OTTAWA — When King Charles III delivers the Throne Speech in the Senate tomorrow, he’ll do it from the throne Phil White designed.
“A lot of things are going through my mind,” White said from the basement workshop of his Ottawa home. “‘Will he like it?’ ‘Will he be comparing it to what he sits on at Buckingham Palace?’ I don’t know,” White said, ending the thought with a few chuckles.
Whited retired after 15 years as Canada’s Dominion Sculptor – Parliament’s official carver and supervisor of new carvings, a role created in 1936. Since then, six people have had the job.
When Centre Block closed for renovations, and the Senate Chamber — along with its thrones — were sent for renovations, White was asked to come up with sketches for new thrones, which will be used in the King’s speech on Tuesday in the temporary new Senate Chamber in the Old Ottawa train station.

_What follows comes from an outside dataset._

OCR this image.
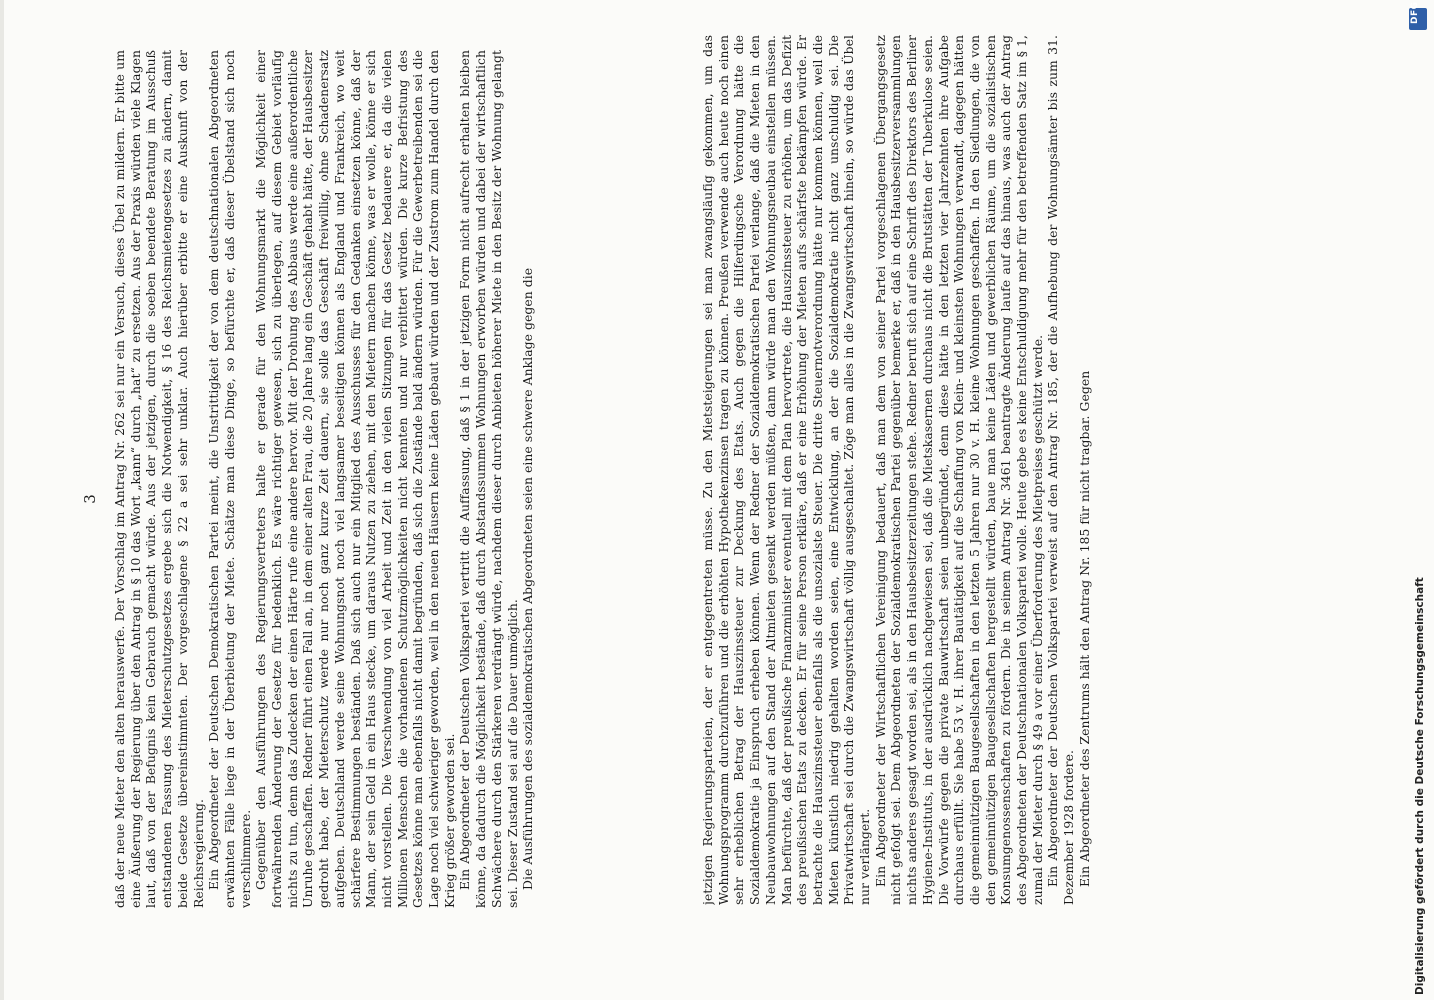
3 daß der neue Mieter den alten herauswerfe. Der Vorschlag im Antrag Nr. 262 sei nur ein Versuch, dieses Übel zu mildern. Er bitte um eine Äußerung der Regierung über den Antrag in § 10 das Wort „kann“ durch „hat“ zu ersetzen. Aus der Praxis würden viele Klagen laut, daß von der Befugnis kein Gebrauch gemacht würde. Aus der jetzigen, durch die soeben beendete Beratung im Ausschuß entstandenen Fassung des Mieterschutzgesetzes ergebe sich die Notwendigkeit, § 16 des Reichsmietengesetzes zu ändern, damit beide Gesetze übereinstimmten. Der vorgeschlagene § 22 a sei sehr unklar. Auch hierüber erbitte er eine Auskunft von der Reichsregierung. Ein Abgeordneter der Deutschen Demokratischen Partei meint, die Unstrittigkeit der von dem deutschnationalen Abgeordneten erwähnten Fälle liege in der Überbietung der Miete. Schätze man diese Dinge, so befürchte er, daß dieser Übelstand sich noch verschlimmere. Gegenüber den Ausführungen des Regierungsvertreters halte er gerade für den Wohnungsmarkt die Möglichkeit einer fortwährenden Änderung der Gesetze für bedenklich. Es wäre richtiger gewesen, sich zu überlegen, auf diesem Gebiet vorläufig nichts zu tun, denn das Zudecken der einen Härte rufe eine andere hervor. Mit der Drohung des Abbaus werde eine außerordentliche Unruhe geschaffen. Redner führt einen Fall an, in dem einer alten Frau, die 20 Jahre lang ein Geschäft gehabt hätte, der Hausbesitzer gedroht habe, der Mieterschutz werde nur noch ganz kurze Zeit dauern, sie solle das Geschäft freiwillig, ohne Schadenersatz aufgeben. Deutschland werde seine Wohnungsnot noch viel langsamer beseitigen können als England und Frankreich, wo weit schärfere Bestimmungen beständen. Daß sich auch nur ein Mitglied des Ausschusses für den Gedanken einsetzen könne, daß der Mann, der sein Geld in ein Haus stecke, um daraus Nutzen zu ziehen, mit den Mietern machen könne, was er wolle, könne er sich nicht vorstellen. Die Verschwendung von viel Arbeit und Zeit in den vielen Sitzungen für das Gesetz bedauere er, da die vielen Millionen Menschen die vorhandenen Schutzmöglichkeiten nicht kennten und nur verbittert würden. Die kurze Befristung des Gesetzes könne man ebenfalls nicht damit begründen, daß sich die Zustände bald ändern würden. Für die Gewerbetreibenden sei die Lage noch viel schwieriger geworden, weil in den neuen Häusern keine Läden gebaut würden und der Zustrom zum Handel durch den Krieg größer geworden sei. Ein Abgeordneter der Deutschen Volkspartei vertritt die Auffassung, daß § 1 in der jetzigen Form nicht aufrecht erhalten bleiben könne, da dadurch die Möglichkeit bestände, daß durch Abstandssummen Wohnungen erworben würden und dabei der wirtschaftlich Schwächere durch den Stärkeren verdrängt würde, nachdem dieser durch Anbieten höherer Miete in den Besitz der Wohnung gelangt sei. Dieser Zustand sei auf die Dauer unmöglich. Die Ausführungen des sozialdemokratischen Abgeordneten seien eine schwere Anklage gegen die	jetzigen Regierungsparteien, der er entgegentreten müsse. Zu den Mietsteigerungen sei man zwangsläufig gekommen, um das Wohnungsprogramm durchzuführen und die erhöhten Hypothekenzinsen tragen zu können. Preußen verwende auch heute noch einen sehr erheblichen Betrag der Hauszinssteuer zur Deckung des Etats. Auch gegen die Hilferdingsche Verordnung hätte die Sozialdemokratie ja Einspruch erheben können. Wenn der Redner der Sozialdemokratischen Partei verlange, daß die Mieten in den Neubauwohnungen auf den Stand der Altmieten gesenkt werden müßten, dann würde man den Wohnungsneubau einstellen müssen. Man befürchte, daß der preußische Finanzminister eventuell mit dem Plan hervortrete, die Hauszinssteuer zu erhöhen, um das Defizit des preußischen Etats zu decken. Er für seine Person erkläre, daß er eine Erhöhung der Mieten aufs schärfste bekämpfen würde. Er betrachte die Hauszinssteuer ebenfalls als die unsozialste Steuer. Die dritte Steuernotverordnung hätte nur kommen können, weil die Mieten künstlich niedrig gehalten worden seien, eine Entwicklung, an der die Sozialdemokratie nicht ganz unschuldig sei. Die Privatwirtschaft sei durch die Zwangswirtschaft völlig ausgeschaltet. Zöge man alles in die Zwangswirtschaft hinein, so würde das Übel nur verlängert. Ein Abgeordneter der Wirtschaftlichen Vereinigung bedauert, daß man dem von seiner Partei vorgeschlagenen Übergangsgesetz nicht gefolgt sei. Dem Abgeordneten der Sozialdemokratischen Partei gegenüber bemerke er, daß in den Hausbesitzerversammlungen nichts anderes gesagt worden sei, als in den Hausbesitzerzeitungen stehe. Redner beruft sich auf eine Schrift des Direktors des Berliner Hygiene-Instituts, in der ausdrücklich nachgewiesen sei, daß die Mietskasernen durchaus nicht die Brutstätten der Tuberkulose seien. Die Vorwürfe gegen die private Bauwirtschaft seien unbegründet, denn diese hätte in den letzten vier Jahrzehnten ihre Aufgabe durchaus erfüllt. Sie habe 53 v. H. ihrer Bautätigkeit auf die Schaffung von Klein- und kleinsten Wohnungen verwandt, dagegen hätten die gemeinnützigen Baugesellschaften in den letzten 5 Jahren nur 30 v. H. kleine Wohnungen geschaffen. In den Siedlungen, die von den gemeinnützigen Baugesellschaften hergestellt würden, baue man keine Läden und gewerblichen Räume, um die sozialistischen Konsumgenossenschaften zu fördern. Die in seinem Antrag Nr. 3461 beantragte Änderung laufe auf das hinaus, was auch der Antrag des Abgeordneten der Deutschnationalen Volkspartei wolle. Heute gebe es keine Entschuldigung mehr für den betreffenden Satz im § 1, zumal der Mieter durch § 49 a vor einer Überforderung des Mietpreises geschützt werde. Ein Abgeordneter der Deutschen Volkspartei verweist auf den Antrag Nr. 185, der die Aufhebung der Wohnungsämter bis zum 31. Dezember 1928 fordere. Ein Abgeordneter des Zentrums hält den Antrag Nr. 185 für nicht tragbar. Gegen	Digitalisierung gefördert durch die Deutsche Forschungsgemeinschaft
DFG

White also designed the one Queen Camilla will sit on.
Towards the end of 2016, he was given mere months to come up with a new design.
“They picked one, it went to the Speaker for approval, which was like a day and a half,” he said. “(It was) lightning fast.”
The new thrones are made of Canadian black walnut and donated English walnut from a forest behind Windsor Castle.
Although he won’t get to meet the King tomorrow, he did meet Queen Elizabeth II in 2010.
He still remembers feeling the nerves as their meeting got closer during the unveiling of a carving he created.
“I was sort of standing with my hand on my arm and my hand on my sleeve.”
It was a pose his wife asked him about when he got home.
“She was watching the whole thing and she said, ‘why are you grabbing your sleeve all the time?’ I said because I was nervous and my hands were sweating … and I didn’t want to shake (the Queen’s hand) with a wet hand.”
Fifteen years later, another monarch will experience one of his creations — a privilege, he acknowledges, to have had the chance to preserve the stories of this country as Dominion Sculptor, stories that will be preserved in and around Parliament.
“(As Dominion Sculptor) you’re representing Canada, to not only Canadians, but to the world,” he said. “I mean – it’s like a million people that come through that every year. And they’re from everywhere ... that’s your opportunity to show them what Canada’s about.”